Genetic sequencing creates a search party for “the Achilles heel in each patient’s tumor,” said Dr. Gavin Dunn, a neurosurgeon. A clinical trial is underway to test vaccines against the most deadly brain tumors, called glioblastomas. The first patient will get a personalized vaccine in the next few weeks.
“I don’t think we make a lot of progress by doing the same things we’ve done before, and this is something new,” Dunn said.
Dunn regularly receives emails from desperate families asking for help for their loved ones. Current treatments for glioblastomas have not changed much in 10 years. With traditional chemotherapy and radiation, the average lifespan after diagnosis remains stuck at 14 months.
“Clinicians and patients and scientists just want to see patients do better,” Dunn said. “The extent to which that will improve and the speed in which we will get there is hard to know … but we have to do better than that.”
Breast cancer
Dr. William Gillanders led a study in 2010 on a vaccine that used a target called mammaglobin-A, a protein that is expressed in most breast cancers. The vaccine proved to be safe in women who had late-stage breast cancer that had spread to other parts of the body. The women had previously received traditional surgery, chemotherapy and radiation treatments.
Close to half of the 14 patients who received the vaccine had no tumor growth after one year, compared to one-fifth of the 12 patients who did not receive the vaccine.
Michelle Ashby of O’Fallon, Ill., was one of the patients who received the vaccine after she was diagnosed with stage four breast cancer at age 40.
“I knew there needed to be more research on breast cancer and if the study didn’t directly give me benefit, I felt confident it would give benefit to my daughter and other people who are struggling with breast cancer,” Ashby said.
For the next 5 1/2 years, Ashby had no cancer recurrence. In August, doctors found some cancerous growth in her breast tissue and it was removed surgically.
“I have statistically beaten the odds of what was expected of my survival,” said Ashby, now 46.
That initial research on the mammaglobin-A vaccine will be expanded with more patients, and new clinical trials are open to test personalized vaccines for breast cancer.
“Now that we understand that there is this very dynamic interaction between the immune system and cancers,” Gillanders said, “a lot of people think that immune responses will be more effective” with personalized vaccines.
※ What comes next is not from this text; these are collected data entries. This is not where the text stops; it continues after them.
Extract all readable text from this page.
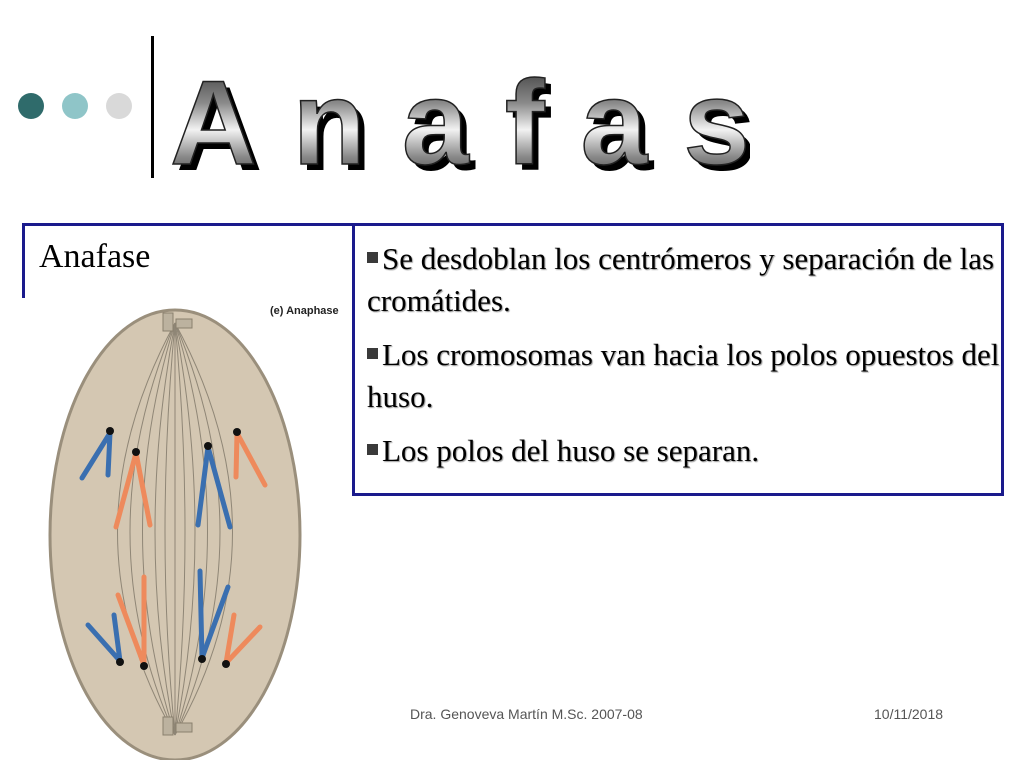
Anafa
Anafa
Anafase	Se desdoblan los centrómeros y separación de las cromátides.
Los cromosomas van hacia los polos opuestos del huso.
Los polos del huso se separan.
(e) Anaphase
Dra. Genoveva Martín M.Sc. 2007-08	10/11/2018
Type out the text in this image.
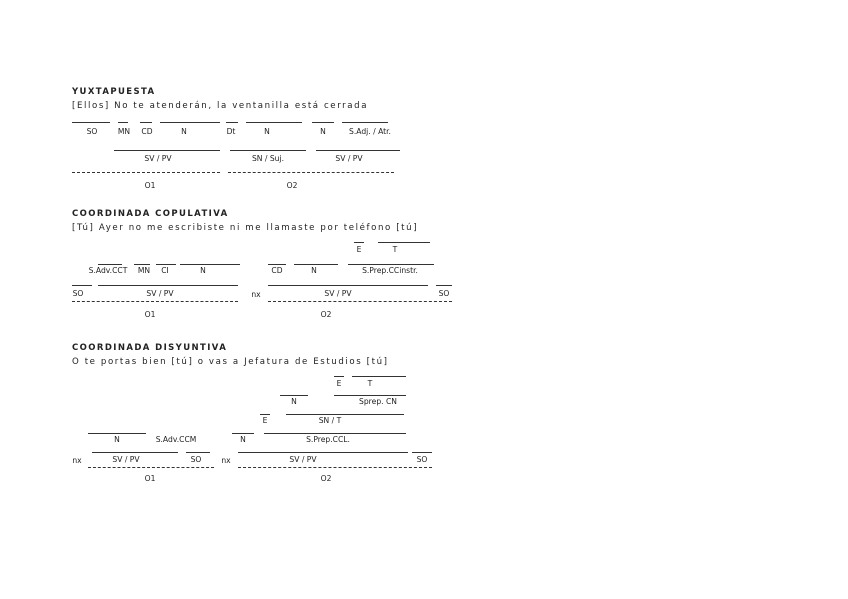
YUXTAPUESTA
[Ellos] No te atenderán, la ventanilla está cerrada
SO	MN CD	N	Dt	N	N	S.Adj. / Atr.
SV / PV	SN / Suj.	SV / PV
O1	O2
COORDINADA COPULATIVA
[Tú] Ayer no me escribiste ni me llamaste por teléfono [tú]
E	T
S.Adv.CCT MN CI	N	CD	N	S.Prep.CCinstr.
SO	SV / PV	nx	SV / PV	SO
O1	O2
COORDINADA DISYUNTIVA
O te portas bien [tú] o vas a Jefatura de Estudios [tú]
E	T
N	Sprep. CN
E	SN / T
N	S.Adv.CCM	N	S.Prep.CCL.
nx	SV / PV	SO	nx	SV / PV	SO
O1	O2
Drug companies are not enthusiastic about the idea of personalized medical care that would require a different vaccine for each cancer patient. But new biotech companies are forming to take this approach. Schreiber of Washington University is a co-founder of one of these companies, Boston-based Neon.
Schreiber said that in five years, scientists should have a good idea if cancer vaccine treatments will be ready for general use. A lot of evidence will be required to prove that the immune system can effectively kill off cancer.
Personalized vaccines can’t be mass manufactured for pharmacy shelves. But the process of making them can be streamlined, doctors say. The process that wasn’t even possible five years ago has now been expedited to a few months from genetic sequencing of a patient’s tumor to the injection of the vaccine. The work is a classic example of moving basic science out of the laboratory and into the doctor’s clinic.
The looming question is what happens next. Dunn, the neurosurgeon who specializes in the deadliest type of brain tumors, said he believes in the basic science behind cancer vaccines.
“I really want to be measured about the expectations because we just don’t know yet,” he said. “But I’m an optimist by nature, and I’m extremely hopeful that what we’re learning in cancer immunotherapy will really bring us to a place where we can help patients.”